Looking back on his time in DC, “His Airness” joined the organization not as a player, but a part-owner during the 1999-2000 season, taking over basketball operations. He infamously selected Kwame Brown, among the biggest busts in history, with the first overall pick in 2001. He soon joined Brown and the team in his second comeback at the start of the 2001-02 season, leading the team in scoring with 22.9 points per game at the age of 38. His final season he played all 82 games, averaging 20.0 points, 6.1 rebounds and 3.8 assists. All of the Wizards’ home games were sold out, and they were the second-most watched team of the season. A falling out with owner Abe Pollin prevented him from returning to his front office job in DC, but he later became the Charlotte owner, and the ever-growing popularity of his Jordan shoe brand has made him a billionaire.

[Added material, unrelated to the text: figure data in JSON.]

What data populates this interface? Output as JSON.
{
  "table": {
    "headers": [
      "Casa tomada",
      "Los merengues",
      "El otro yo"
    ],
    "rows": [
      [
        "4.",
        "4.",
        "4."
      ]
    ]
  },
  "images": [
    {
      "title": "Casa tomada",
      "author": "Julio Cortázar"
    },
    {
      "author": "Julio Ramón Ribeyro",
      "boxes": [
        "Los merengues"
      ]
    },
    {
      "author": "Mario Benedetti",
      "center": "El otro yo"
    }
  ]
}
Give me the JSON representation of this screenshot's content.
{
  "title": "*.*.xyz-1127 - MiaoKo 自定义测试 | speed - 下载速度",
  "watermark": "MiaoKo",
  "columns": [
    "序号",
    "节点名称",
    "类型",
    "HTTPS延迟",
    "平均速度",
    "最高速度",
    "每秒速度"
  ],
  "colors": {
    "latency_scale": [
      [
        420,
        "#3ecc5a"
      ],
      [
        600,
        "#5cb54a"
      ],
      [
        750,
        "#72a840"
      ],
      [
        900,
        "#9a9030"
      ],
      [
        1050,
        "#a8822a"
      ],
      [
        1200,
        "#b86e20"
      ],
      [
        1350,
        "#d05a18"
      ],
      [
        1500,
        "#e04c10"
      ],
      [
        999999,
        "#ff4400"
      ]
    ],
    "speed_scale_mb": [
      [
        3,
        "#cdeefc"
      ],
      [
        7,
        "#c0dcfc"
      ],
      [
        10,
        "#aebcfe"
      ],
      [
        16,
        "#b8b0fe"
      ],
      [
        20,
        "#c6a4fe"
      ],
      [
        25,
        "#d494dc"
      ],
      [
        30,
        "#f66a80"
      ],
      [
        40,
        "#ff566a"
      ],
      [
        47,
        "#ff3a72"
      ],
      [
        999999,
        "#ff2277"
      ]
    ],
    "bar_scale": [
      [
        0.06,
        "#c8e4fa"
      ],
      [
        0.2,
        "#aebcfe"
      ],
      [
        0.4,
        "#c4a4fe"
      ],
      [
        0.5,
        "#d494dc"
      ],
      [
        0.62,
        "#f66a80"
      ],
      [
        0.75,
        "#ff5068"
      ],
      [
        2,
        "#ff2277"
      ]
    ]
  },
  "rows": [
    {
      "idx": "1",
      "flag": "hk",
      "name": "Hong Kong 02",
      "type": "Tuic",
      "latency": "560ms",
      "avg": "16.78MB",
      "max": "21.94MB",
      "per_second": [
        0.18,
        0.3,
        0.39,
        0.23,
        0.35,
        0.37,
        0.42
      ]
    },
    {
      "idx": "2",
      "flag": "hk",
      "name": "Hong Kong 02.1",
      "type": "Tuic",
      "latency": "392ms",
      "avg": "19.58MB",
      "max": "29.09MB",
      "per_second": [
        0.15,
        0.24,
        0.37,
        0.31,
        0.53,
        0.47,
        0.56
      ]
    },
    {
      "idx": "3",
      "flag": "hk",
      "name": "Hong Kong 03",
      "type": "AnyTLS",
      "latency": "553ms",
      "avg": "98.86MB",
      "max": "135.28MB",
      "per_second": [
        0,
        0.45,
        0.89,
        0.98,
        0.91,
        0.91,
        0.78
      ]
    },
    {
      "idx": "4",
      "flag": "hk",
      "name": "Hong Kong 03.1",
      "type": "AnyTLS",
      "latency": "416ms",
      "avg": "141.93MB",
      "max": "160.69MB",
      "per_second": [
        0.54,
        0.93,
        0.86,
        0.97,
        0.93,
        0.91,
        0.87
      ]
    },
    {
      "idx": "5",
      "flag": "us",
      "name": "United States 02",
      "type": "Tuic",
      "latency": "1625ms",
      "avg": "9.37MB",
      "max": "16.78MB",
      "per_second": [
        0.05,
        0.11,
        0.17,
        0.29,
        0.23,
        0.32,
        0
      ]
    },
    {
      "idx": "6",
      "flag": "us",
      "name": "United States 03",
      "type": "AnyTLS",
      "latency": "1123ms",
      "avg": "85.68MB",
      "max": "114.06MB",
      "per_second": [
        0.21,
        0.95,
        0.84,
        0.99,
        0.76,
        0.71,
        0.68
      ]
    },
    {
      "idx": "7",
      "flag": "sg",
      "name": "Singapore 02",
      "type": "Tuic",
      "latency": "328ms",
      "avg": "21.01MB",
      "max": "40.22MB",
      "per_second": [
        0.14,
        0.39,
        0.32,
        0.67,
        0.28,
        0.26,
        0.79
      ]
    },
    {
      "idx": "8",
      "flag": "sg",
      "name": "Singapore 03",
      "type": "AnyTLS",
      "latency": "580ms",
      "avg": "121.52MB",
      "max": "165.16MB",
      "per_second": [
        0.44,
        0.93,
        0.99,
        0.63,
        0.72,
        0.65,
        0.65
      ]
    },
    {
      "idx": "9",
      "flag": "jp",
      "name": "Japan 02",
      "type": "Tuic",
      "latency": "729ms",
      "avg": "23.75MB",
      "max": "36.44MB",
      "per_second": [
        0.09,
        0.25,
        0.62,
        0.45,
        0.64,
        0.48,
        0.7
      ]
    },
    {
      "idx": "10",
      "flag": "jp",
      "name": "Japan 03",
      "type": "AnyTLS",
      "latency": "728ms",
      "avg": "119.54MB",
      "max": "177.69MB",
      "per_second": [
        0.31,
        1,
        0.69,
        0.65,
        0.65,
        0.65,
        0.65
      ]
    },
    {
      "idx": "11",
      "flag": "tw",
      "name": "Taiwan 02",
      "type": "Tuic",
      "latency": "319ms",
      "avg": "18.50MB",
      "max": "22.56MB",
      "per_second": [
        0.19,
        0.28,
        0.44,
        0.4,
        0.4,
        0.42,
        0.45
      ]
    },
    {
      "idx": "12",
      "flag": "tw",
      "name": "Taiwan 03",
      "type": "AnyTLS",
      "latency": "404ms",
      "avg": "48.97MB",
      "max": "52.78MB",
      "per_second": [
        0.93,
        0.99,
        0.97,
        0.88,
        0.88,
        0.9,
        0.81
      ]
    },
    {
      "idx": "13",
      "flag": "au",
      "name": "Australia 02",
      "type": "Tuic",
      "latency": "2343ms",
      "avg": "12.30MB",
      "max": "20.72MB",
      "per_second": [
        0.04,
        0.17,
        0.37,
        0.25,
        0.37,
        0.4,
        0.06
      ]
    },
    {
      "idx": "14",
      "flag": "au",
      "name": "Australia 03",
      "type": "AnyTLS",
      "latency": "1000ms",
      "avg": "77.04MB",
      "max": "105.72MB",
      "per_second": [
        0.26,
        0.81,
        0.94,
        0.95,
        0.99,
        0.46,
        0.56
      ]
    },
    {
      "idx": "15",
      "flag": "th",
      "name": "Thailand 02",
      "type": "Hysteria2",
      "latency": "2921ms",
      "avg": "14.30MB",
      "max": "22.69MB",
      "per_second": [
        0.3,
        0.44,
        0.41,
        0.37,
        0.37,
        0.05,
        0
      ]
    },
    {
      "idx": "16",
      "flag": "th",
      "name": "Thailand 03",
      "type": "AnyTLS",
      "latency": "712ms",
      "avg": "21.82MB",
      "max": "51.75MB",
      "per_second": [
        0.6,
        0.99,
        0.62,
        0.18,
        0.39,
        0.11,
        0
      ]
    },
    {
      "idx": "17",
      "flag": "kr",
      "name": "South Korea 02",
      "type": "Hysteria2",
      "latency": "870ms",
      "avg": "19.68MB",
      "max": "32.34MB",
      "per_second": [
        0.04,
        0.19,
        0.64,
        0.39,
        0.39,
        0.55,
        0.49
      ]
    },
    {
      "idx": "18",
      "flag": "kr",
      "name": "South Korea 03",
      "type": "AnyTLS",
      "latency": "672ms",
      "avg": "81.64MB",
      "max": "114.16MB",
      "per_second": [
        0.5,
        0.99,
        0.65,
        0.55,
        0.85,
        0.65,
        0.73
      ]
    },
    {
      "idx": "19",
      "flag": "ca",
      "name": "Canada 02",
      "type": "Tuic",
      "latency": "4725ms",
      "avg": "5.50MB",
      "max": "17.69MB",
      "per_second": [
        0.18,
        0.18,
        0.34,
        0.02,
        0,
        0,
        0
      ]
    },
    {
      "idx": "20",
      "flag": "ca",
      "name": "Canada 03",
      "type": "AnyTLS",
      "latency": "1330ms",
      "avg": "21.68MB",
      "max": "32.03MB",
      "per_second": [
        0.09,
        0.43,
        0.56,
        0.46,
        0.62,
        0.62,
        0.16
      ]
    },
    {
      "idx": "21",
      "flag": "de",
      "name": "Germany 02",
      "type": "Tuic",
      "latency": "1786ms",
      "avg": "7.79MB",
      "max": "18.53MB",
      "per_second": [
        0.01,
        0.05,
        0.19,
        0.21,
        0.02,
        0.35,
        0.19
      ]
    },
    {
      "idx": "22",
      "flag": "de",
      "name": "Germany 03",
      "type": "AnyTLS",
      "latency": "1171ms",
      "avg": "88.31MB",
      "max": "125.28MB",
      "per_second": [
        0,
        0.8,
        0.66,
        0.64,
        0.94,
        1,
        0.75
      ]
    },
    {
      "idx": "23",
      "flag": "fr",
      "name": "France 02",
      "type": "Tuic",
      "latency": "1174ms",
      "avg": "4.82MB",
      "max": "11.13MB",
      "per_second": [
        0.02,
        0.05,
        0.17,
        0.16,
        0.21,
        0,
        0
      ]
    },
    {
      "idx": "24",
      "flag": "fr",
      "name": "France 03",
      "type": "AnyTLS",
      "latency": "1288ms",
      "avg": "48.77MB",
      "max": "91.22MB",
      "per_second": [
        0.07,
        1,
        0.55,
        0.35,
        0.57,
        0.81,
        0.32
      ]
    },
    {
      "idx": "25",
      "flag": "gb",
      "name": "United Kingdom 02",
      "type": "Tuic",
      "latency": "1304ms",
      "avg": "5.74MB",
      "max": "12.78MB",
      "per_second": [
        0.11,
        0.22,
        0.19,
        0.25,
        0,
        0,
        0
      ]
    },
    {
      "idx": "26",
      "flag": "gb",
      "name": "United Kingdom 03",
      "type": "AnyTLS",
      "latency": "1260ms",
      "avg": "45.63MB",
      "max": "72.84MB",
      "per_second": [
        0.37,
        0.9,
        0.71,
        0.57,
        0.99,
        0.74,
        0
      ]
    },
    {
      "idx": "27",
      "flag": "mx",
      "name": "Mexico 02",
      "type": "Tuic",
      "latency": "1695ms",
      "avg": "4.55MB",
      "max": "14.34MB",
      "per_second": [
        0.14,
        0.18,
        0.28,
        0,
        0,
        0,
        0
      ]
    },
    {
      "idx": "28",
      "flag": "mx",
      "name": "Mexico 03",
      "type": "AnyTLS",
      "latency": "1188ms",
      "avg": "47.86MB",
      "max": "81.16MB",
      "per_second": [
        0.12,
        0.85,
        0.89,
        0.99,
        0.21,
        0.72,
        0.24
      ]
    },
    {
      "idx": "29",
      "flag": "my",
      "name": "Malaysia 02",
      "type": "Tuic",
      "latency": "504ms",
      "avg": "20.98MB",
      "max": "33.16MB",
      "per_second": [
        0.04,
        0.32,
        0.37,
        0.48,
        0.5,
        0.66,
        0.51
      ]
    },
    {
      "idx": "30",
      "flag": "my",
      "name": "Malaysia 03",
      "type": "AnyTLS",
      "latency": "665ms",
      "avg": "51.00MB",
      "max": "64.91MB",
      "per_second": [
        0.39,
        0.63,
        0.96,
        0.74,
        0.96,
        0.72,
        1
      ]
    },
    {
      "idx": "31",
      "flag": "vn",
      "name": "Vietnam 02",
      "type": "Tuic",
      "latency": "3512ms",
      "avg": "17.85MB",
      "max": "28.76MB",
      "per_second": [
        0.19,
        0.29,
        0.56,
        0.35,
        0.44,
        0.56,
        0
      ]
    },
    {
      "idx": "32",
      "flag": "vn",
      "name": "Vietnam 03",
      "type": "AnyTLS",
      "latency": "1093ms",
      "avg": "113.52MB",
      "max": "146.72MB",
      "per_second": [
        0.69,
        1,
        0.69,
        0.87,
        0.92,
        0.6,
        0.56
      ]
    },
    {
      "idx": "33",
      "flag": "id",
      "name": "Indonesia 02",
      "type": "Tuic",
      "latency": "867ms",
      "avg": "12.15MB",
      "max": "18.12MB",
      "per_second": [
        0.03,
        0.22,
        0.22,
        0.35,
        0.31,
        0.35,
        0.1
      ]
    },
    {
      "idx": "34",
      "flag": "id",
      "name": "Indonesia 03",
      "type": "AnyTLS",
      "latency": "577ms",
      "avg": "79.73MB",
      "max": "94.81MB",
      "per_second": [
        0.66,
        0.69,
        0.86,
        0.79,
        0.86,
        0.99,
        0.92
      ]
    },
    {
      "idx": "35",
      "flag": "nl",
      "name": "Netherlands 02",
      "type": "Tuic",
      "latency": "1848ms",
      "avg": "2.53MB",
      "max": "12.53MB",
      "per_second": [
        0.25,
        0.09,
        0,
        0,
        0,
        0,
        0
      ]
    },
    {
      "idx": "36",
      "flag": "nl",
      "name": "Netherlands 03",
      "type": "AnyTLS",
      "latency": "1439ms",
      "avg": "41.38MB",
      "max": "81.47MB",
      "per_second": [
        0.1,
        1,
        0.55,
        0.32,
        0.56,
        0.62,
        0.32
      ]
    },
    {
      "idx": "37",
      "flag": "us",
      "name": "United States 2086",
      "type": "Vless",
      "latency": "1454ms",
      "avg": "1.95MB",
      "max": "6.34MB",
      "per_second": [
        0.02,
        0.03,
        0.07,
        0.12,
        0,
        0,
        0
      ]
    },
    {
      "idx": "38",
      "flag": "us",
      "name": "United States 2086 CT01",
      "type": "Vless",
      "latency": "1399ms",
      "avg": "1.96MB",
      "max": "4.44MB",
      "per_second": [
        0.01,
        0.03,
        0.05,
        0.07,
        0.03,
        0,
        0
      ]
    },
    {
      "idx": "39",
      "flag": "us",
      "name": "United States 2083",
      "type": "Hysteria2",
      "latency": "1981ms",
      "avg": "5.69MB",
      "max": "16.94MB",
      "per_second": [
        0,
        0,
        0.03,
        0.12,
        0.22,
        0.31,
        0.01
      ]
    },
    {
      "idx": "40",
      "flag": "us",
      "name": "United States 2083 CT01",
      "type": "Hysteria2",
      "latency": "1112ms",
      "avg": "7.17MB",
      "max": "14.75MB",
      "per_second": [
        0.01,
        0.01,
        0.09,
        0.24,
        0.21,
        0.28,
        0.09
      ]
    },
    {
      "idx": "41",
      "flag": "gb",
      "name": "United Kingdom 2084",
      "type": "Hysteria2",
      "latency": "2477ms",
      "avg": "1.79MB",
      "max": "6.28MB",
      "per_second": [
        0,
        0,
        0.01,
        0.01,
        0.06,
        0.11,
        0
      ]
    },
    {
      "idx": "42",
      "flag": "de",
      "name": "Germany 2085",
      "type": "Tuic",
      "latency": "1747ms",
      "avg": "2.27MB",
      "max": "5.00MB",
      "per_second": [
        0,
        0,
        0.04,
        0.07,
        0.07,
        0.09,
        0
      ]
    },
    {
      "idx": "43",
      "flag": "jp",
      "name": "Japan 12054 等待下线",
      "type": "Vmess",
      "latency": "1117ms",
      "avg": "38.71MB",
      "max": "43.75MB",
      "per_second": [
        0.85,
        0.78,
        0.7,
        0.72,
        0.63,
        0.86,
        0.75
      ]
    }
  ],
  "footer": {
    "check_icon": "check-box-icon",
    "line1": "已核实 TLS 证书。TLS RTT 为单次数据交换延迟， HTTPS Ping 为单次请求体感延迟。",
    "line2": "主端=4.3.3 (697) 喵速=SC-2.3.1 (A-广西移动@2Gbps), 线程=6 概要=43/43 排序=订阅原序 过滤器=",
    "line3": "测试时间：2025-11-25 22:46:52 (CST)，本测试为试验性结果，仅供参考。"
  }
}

Also considered: Champ Bailey (Redskins), Phil Housley (Capitals), Paul Pierce (Wizards), Mitch Richmond (Wizards), Alfonso Soriano (Nationals)

Looking back at these great players, it’s unfortunate they could not have spent their primes in Washington. While we’ll always appreciate the contributions of Green, Hayes and Ovi, it’s nice to at least have some claim to the guys on this list.